I hate sounding like a dried-up professor by insisting on going back to underlying concepts and definitions but in this case I will. One of the responses I received on my international ‘morality play’ was from Derk Lupinek and although he believes that we should attack Iraq and set up a democratic government, he didn’t think that we have any “responsibility” toward the Iraqi people.

It was his understanding of rights that intrigued me sufficiently to comment on it:

Rights are nothing but wishful thinking without the power to enforce them. The power of enforcement requires an emotional commitment on the part of many individuals. Each individual agrees to help enforce the rights of others and, in return, each individual gains the right to protection under the group’s power. The individual has this right because he contributes to the power that enforces the right. Individuals must contribute to the power that enforces rights or else they have no right to protection under that power. So, I think we can “call for freedom and progress for ourselves” and not feel obligated to kill ourselves helping other countries, especially when those people do not contribute to the preservation of our rights.

I detect a category fallacy in the above paragraph. The definition of a right as wishful thinking without the power to enforce it. So does it mean that where individual’s rights are abused and often cannot be enforced, they do not exist? A right is not a right unless it is enforceable and/or enforced? Just because some people do not wash, should we deny the existence of soap on the grounds of its ineffectiveness with the unwashed?

Which leads me nicely to the various concepts of rights. There are actually three versions at play here. One is the natural rights theory, which assigns inalienable rights to an individual by his/her virtue of being a human being.
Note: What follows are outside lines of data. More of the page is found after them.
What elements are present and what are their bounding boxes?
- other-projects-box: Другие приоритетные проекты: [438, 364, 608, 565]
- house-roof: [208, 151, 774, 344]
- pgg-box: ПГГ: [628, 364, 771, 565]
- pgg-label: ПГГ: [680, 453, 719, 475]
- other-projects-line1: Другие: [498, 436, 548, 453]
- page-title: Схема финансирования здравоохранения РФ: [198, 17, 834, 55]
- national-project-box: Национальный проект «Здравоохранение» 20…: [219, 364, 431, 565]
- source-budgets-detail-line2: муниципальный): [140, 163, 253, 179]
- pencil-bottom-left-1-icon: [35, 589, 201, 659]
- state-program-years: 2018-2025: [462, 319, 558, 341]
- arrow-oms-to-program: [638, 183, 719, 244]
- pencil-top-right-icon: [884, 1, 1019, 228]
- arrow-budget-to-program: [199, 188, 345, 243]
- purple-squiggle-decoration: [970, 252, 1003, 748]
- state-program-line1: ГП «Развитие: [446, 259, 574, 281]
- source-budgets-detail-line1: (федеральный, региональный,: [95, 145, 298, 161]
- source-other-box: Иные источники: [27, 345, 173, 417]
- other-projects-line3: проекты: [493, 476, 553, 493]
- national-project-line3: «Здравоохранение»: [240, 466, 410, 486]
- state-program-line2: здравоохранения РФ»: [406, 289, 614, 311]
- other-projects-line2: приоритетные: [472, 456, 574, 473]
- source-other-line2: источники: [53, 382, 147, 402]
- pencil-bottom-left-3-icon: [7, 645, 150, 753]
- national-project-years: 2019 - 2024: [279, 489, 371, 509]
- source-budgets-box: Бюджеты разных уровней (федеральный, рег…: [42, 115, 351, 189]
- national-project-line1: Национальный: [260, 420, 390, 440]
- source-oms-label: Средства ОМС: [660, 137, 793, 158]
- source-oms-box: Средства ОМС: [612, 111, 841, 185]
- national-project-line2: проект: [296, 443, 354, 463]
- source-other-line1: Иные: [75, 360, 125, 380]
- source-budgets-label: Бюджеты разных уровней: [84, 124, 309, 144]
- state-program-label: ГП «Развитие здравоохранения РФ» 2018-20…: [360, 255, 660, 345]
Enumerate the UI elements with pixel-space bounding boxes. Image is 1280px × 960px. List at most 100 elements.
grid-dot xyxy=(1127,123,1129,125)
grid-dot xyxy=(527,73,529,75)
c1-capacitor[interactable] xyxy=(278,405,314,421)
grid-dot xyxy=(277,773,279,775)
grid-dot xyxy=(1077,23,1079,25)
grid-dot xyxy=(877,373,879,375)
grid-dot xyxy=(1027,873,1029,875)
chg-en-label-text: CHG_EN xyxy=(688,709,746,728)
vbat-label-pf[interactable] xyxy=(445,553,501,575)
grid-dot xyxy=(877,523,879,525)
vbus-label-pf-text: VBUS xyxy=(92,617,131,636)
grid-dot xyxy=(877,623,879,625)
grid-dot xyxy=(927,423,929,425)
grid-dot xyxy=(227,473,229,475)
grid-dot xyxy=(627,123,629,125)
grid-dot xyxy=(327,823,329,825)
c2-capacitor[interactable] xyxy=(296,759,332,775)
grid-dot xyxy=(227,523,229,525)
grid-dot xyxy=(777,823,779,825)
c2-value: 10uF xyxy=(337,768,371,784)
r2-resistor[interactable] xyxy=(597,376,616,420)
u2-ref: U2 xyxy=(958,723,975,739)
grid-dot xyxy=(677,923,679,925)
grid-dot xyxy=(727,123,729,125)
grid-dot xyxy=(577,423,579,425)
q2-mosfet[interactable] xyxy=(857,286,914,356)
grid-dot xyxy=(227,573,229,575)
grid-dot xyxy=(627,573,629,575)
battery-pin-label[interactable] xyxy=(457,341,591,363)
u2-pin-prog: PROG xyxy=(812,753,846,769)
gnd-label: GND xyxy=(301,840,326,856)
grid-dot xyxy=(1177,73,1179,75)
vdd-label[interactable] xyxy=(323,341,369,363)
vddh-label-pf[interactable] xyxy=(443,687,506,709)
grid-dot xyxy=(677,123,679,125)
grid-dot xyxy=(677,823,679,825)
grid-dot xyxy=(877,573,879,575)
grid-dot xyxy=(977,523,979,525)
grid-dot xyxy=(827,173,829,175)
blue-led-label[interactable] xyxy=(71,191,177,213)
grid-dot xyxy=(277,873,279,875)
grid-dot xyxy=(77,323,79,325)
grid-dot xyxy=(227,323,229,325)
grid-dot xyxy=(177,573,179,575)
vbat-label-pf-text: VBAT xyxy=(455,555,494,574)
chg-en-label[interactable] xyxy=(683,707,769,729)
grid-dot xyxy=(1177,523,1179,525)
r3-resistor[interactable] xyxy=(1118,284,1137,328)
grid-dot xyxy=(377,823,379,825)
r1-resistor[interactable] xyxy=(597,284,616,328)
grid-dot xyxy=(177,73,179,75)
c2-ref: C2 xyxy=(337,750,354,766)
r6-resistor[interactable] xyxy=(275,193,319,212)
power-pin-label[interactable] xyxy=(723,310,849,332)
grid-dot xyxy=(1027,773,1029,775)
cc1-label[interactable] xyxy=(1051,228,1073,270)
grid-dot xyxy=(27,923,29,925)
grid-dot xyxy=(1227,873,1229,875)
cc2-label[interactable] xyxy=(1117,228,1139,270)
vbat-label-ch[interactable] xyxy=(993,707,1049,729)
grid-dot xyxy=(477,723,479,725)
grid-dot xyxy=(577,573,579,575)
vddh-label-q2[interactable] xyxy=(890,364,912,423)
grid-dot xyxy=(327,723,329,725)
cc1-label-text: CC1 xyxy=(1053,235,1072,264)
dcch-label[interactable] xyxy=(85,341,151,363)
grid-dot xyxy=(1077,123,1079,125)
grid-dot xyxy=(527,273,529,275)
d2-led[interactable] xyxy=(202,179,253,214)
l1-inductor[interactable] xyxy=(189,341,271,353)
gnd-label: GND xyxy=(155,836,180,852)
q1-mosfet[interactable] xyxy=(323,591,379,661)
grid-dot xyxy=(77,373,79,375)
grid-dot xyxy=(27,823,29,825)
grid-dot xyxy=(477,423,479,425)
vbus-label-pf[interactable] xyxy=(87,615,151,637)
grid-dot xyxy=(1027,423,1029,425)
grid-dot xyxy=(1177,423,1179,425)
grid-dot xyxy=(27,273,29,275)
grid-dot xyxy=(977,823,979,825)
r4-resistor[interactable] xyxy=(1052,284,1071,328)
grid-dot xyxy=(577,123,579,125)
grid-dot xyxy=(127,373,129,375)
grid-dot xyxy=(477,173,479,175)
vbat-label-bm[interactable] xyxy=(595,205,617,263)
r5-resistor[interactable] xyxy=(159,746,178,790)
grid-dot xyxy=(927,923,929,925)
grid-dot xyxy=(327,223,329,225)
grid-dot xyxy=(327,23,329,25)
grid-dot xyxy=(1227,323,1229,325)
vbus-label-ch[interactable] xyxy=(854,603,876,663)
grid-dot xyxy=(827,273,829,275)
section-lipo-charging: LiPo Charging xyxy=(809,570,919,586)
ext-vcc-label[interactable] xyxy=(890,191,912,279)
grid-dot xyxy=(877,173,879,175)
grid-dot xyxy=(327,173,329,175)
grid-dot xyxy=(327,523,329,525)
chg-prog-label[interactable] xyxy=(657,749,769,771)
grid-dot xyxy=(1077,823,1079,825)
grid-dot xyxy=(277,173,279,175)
I will not go into assumptions behind this one here as it is a well-worn and therefore lengthy topic, suffice to say it is the one I subscribe to. That is why I cannot agree with Derk Lupinek’s subscription-based rights, whereby individual’s rights are defined arbitrarily by and within groups of individuals, and protected by a sort of social contract enforced by mutual consent.

In my post on Western intervention in totalitarian regimes, however, I haven’t used either concept of rights, natural or positivist. I was merely thinking of the individuals trapped in totalitarian regimes who never had a choice to enter in any such agreement about either definition or protection of their rights. It is that freedom of choice I feel we have some sort of moral obligation to help them obtain. Not because they contribute to the power that enforces the right or because we are somehow legally or otherwise bound to do so.

Let me put it another way. Try to explain to a child being beaten up by a bunch of thugs, that he has no right to protection since he has not contributed to the power that enforces that right. If you can manage it, you may be consistent but not very humane.